The best before the starting line - Red Raspberry

Before a long training run, it’s necessary to find balance between nourishing yourself and preventing digestive discomfort. The secret behind every strong race start is a solid dose of easy-to-digest carbohydrates. The sweet spot here is 30-60 minutes before the starting line. Red Raspberry is a fan-favorite flavor, and it’s a bit more fluid than our other flavors, making it a quick and easy pre-race boost. 


MUIR Energy at race aid stations

The best for the aid stations - Cashew Vanilla Mate

It’s hour two and the next aid station is in sight. For many racers, this is the moment when your stomach rumbles, but you fear you may not be able to digest those tasty aid station snacks. Now is Cashew Vanilla Mate’s time to shine: it provides a light but filling dose of fats and proteins, which is the perfect recipe for refueling during a long endurance effort. 

Protein begins the process of muscle recovery, while fats are the most dense source of calories.
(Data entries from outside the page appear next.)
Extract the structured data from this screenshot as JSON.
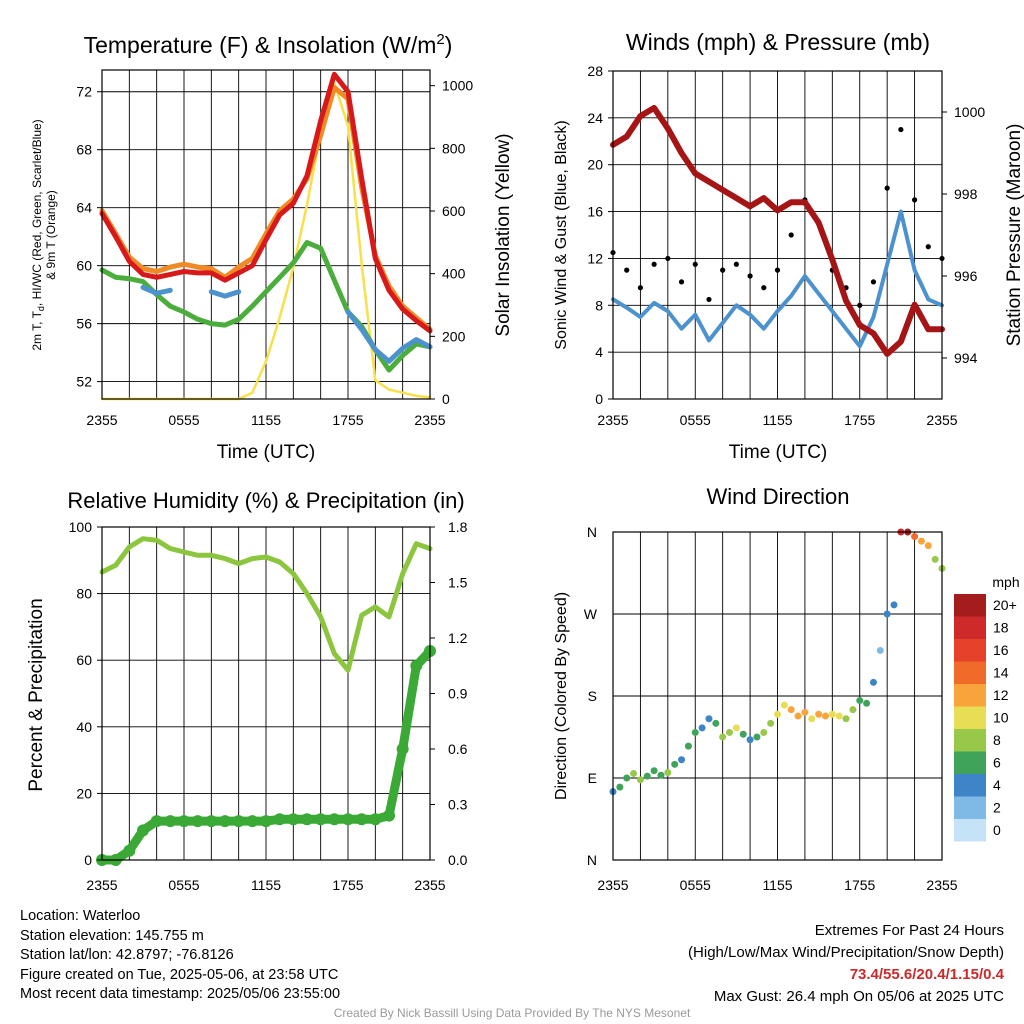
{
  "time_ticks": [
    "2355",
    "0555",
    "1155",
    "1755",
    "2355"
  ],
  "legend": {
    "title": "mph",
    "labels": [
      "20+",
      "18",
      "16",
      "14",
      "12",
      "10",
      "8",
      "6",
      "4",
      "2",
      "0"
    ],
    "colors": [
      "#a51c1c",
      "#cf2a2a",
      "#e6412b",
      "#f06a2a",
      "#f9a33c",
      "#e8de55",
      "#98c84a",
      "#3fa45a",
      "#3d85c6",
      "#7fb9e6",
      "#c4e3f7"
    ]
  },
  "chart_data": [
    {
      "type": "line",
      "title": "Temperature (F) & Insolation (W/m²)",
      "title_main": "Temperature (F) & Insolation (W/m",
      "title_sup": "2",
      "title_end": ")",
      "xlabel": "Time (UTC)",
      "ylabel_left_1": "2m T, T",
      "ylabel_left_sub": "d",
      "ylabel_left_2": ", HI/WC (Red, Green, Scarlet/Blue)",
      "ylabel_left_3": "& 9m T (Orange)",
      "ylabel_right": "Solar Insolation (Yellow)",
      "x_hours": [
        0,
        1,
        2,
        3,
        4,
        5,
        6,
        7,
        8,
        9,
        10,
        11,
        12,
        13,
        14,
        15,
        16,
        17,
        18,
        19,
        20,
        21,
        22,
        23,
        24
      ],
      "ylim": [
        50.8,
        73.5
      ],
      "yticks": [
        52,
        56,
        60,
        64,
        68,
        72
      ],
      "ylim_right": [
        0,
        1050
      ],
      "yticks_right": [
        0,
        200,
        400,
        600,
        800,
        1000
      ],
      "series": [
        {
          "color": "#f08a24",
          "values": [
            63.8,
            62.2,
            60.6,
            59.8,
            59.6,
            59.9,
            60.1,
            59.9,
            59.8,
            59.2,
            59.9,
            60.5,
            62.2,
            63.8,
            64.6,
            66.0,
            69.0,
            72.3,
            71.5,
            65.4,
            60.7,
            58.6,
            57.2,
            56.4,
            55.6
          ]
        },
        {
          "color": "#d7191c",
          "values": [
            63.6,
            62.0,
            60.3,
            59.4,
            59.2,
            59.4,
            59.6,
            59.5,
            59.5,
            59.0,
            59.5,
            60.0,
            61.8,
            63.5,
            64.3,
            66.2,
            70.0,
            73.2,
            72.0,
            66.0,
            60.5,
            58.3,
            57.0,
            56.2,
            55.5
          ]
        },
        {
          "color": "#4aad3c",
          "values": [
            59.7,
            59.2,
            59.1,
            58.9,
            58.0,
            57.2,
            56.8,
            56.3,
            56.0,
            55.9,
            56.3,
            57.2,
            58.2,
            59.2,
            60.2,
            61.6,
            61.2,
            59.0,
            56.8,
            55.8,
            54.2,
            52.8,
            53.8,
            54.6,
            54.4
          ]
        },
        {
          "color": "#4b92cf",
          "values": [
            null,
            null,
            null,
            58.5,
            58.1,
            58.3,
            null,
            null,
            58.2,
            57.9,
            58.2,
            null,
            null,
            null,
            null,
            null,
            null,
            null,
            56.8,
            55.6,
            54.2,
            53.4,
            54.3,
            54.9,
            54.4
          ]
        },
        {
          "color": "#f7e04a",
          "right_axis": true,
          "values": [
            0,
            0,
            0,
            0,
            0,
            0,
            0,
            0,
            0,
            0,
            0,
            20,
            120,
            260,
            420,
            620,
            850,
            1010,
            870,
            430,
            60,
            30,
            20,
            10,
            5
          ]
        }
      ]
    },
    {
      "type": "line",
      "title": "Winds (mph) & Pressure (mb)",
      "xlabel": "Time (UTC)",
      "ylabel": "Sonic Wind & Gust (Blue, Black)",
      "ylabel_right": "Station Pressure (Maroon)",
      "x_hours": [
        0,
        1,
        2,
        3,
        4,
        5,
        6,
        7,
        8,
        9,
        10,
        11,
        12,
        13,
        14,
        15,
        16,
        17,
        18,
        19,
        20,
        21,
        22,
        23,
        24
      ],
      "ylim": [
        0,
        28
      ],
      "yticks": [
        0,
        4,
        8,
        12,
        16,
        20,
        24,
        28
      ],
      "ylim_right": [
        993.0,
        1001.0
      ],
      "yticks_right": [
        994,
        996,
        998,
        1000
      ],
      "series": [
        {
          "name": "Pressure",
          "color": "#a51515",
          "right_axis": true,
          "values": [
            999.2,
            999.4,
            999.9,
            1000.1,
            999.6,
            999.0,
            998.5,
            998.3,
            998.1,
            997.9,
            997.7,
            997.9,
            997.6,
            997.8,
            997.8,
            997.3,
            996.4,
            995.4,
            994.8,
            994.6,
            994.1,
            994.4,
            995.3,
            994.7,
            994.7
          ]
        },
        {
          "name": "Sonic Wind",
          "color": "#4b92cf",
          "values": [
            8.5,
            7.8,
            7.0,
            8.2,
            7.5,
            6.0,
            7.2,
            5.0,
            6.5,
            8.0,
            7.2,
            6.0,
            7.5,
            8.8,
            10.5,
            9.0,
            7.5,
            6.0,
            4.5,
            7.0,
            11.5,
            16.0,
            11.0,
            8.5,
            8.0
          ]
        },
        {
          "name": "Gust",
          "color": "#000000",
          "values": [
            12.5,
            11.0,
            9.5,
            11.5,
            12.0,
            10.0,
            11.5,
            8.5,
            11.0,
            11.5,
            10.5,
            9.5,
            11.0,
            14.0,
            17.0,
            15.0,
            11.0,
            9.5,
            8.0,
            10.0,
            18.0,
            23.0,
            17.0,
            13.0,
            12.0
          ]
        }
      ]
    },
    {
      "type": "line",
      "title": "Relative Humidity (%) & Precipitation (in)",
      "ylabel": "Percent & Precipitation",
      "x_hours": [
        0,
        1,
        2,
        3,
        4,
        5,
        6,
        7,
        8,
        9,
        10,
        11,
        12,
        13,
        14,
        15,
        16,
        17,
        18,
        19,
        20,
        21,
        22,
        23,
        24
      ],
      "ylim": [
        0,
        100
      ],
      "yticks": [
        0,
        20,
        40,
        60,
        80,
        100
      ],
      "ylim_right": [
        0,
        1.8
      ],
      "yticks_right": [
        "0.0",
        "0.3",
        "0.6",
        "0.9",
        "1.2",
        "1.5",
        "1.8"
      ],
      "series": [
        {
          "name": "Relative Humidity",
          "color": "#8cc63f",
          "values": [
            86.5,
            88.5,
            94.0,
            96.5,
            96.0,
            93.5,
            92.5,
            91.5,
            91.5,
            90.5,
            89.0,
            90.5,
            91.0,
            89.5,
            86.0,
            80.0,
            73.0,
            62.0,
            57.0,
            73.5,
            76.0,
            73.0,
            86.0,
            95.0,
            93.5
          ]
        },
        {
          "name": "Precipitation",
          "color": "#3aa935",
          "values": [
            0.0,
            0.0,
            0.05,
            0.16,
            0.21,
            0.21,
            0.21,
            0.21,
            0.21,
            0.21,
            0.21,
            0.21,
            0.21,
            0.22,
            0.22,
            0.22,
            0.22,
            0.22,
            0.22,
            0.22,
            0.22,
            0.24,
            0.6,
            1.05,
            1.13
          ]
        }
      ]
    },
    {
      "type": "scatter",
      "title": "Wind Direction",
      "ylabel": "Direction (Colored By Speed)",
      "ytick_labels": [
        "N",
        "E",
        "S",
        "W",
        "N"
      ],
      "ylim": [
        0,
        360
      ],
      "x_hours": [
        0,
        0.5,
        1,
        1.5,
        2,
        2.5,
        3,
        3.5,
        4,
        4.5,
        5,
        5.5,
        6,
        6.5,
        7,
        7.5,
        8,
        8.5,
        9,
        9.5,
        10,
        10.5,
        11,
        11.5,
        12,
        12.5,
        13,
        13.5,
        14,
        14.5,
        15,
        15.5,
        16,
        16.5,
        17,
        17.5,
        18,
        18.5,
        19,
        19.5,
        20,
        20.5,
        21,
        21.5,
        22,
        22.5,
        23,
        23.5,
        24
      ],
      "direction": [
        75,
        80,
        90,
        95,
        88,
        92,
        98,
        93,
        96,
        105,
        110,
        125,
        140,
        145,
        155,
        150,
        135,
        140,
        145,
        138,
        132,
        135,
        140,
        150,
        160,
        170,
        165,
        158,
        162,
        155,
        160,
        158,
        160,
        158,
        155,
        165,
        175,
        172,
        195,
        230,
        270,
        280,
        360,
        360,
        355,
        350,
        345,
        330,
        320
      ],
      "speed": [
        4,
        5,
        6,
        7,
        8,
        6,
        5,
        6,
        7,
        5,
        4,
        5,
        6,
        3,
        4,
        6,
        7,
        8,
        9,
        5,
        4,
        6,
        7,
        8,
        9,
        10,
        11,
        12,
        11,
        10,
        11,
        12,
        10,
        9,
        8,
        7,
        6,
        5,
        3,
        2,
        3,
        4,
        18,
        19,
        14,
        11,
        12,
        8,
        7
      ]
    }
  ],
  "info": {
    "location": "Location: Waterloo",
    "elevation": "Station elevation: 145.755 m",
    "latlon": "Station lat/lon: 42.8797; -76.8126",
    "created": "Figure created on Tue, 2025-05-06, at 23:58 UTC",
    "recent": "Most recent data timestamp: 2025/05/06 23:55:00"
  },
  "extremes": {
    "title": "Extremes For Past 24 Hours",
    "subtitle": "(High/Low/Max Wind/Precipitation/Snow Depth)",
    "values": "73.4/55.6/20.4/1.15/0.4",
    "gust": "Max Gust: 26.4 mph On 05/06 at 2025 UTC"
  },
  "credit": "Created By Nick Bassill Using Data Provided By The NYS Mesonet"
}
Trail running burns incredible amounts of calories, and it can be tough to get enough from carbs alone.

At this point in the race, a little caffeine pick-me-up might be just what you need. All MUIR mate flavors contain 90 milligrams of caffeine, about the same as a cup of coffee. 

The best for cramps - Pineapple Kale

Whether it’s your stomach or your leg, pineapple kale is the perfect choice for preventing cramps. It’s high in sodium and potassium, which are electrolytes that maintain the electrical signals between your brain and flexing muscles. Interrupted signals = muscles that can’t chill out.

Bromelain is a naturally-occurring enzyme in pineapple that supports digestion. If your stomach doesn’t want anything to do with gels, try some Pineapple Kale to settle it down.

The best for the bonk - Strawberry

If you’re crashing HARD on that final climb, your body is begging for carbohydrates. Racing depletes the body’s stored carbs, and running out means running into the dreaded bonk. Strawberry contains 23 grams of sweet and simple carbs, the ideal dose for every 30 minutes of race time. 

The best for the finish line - Cacao Almond

After a grueling day of climbs and sprints, give your body the protein it needs to rebuild its tired muscles. Cacao Almond contains the most protein of any MUIR gel, which is just what you need to celebrate the perfect finish – plus, who wouldn’t want to celebrate with chocolate? Support the recovery process by following up with a full meal and fluids within two hours.


MUIR Energy trail nutrition

Final Note

Remember: avoid trying new foods or hydration on race day! Sample each of our flavors on at least one training run to find the right fueling system for you.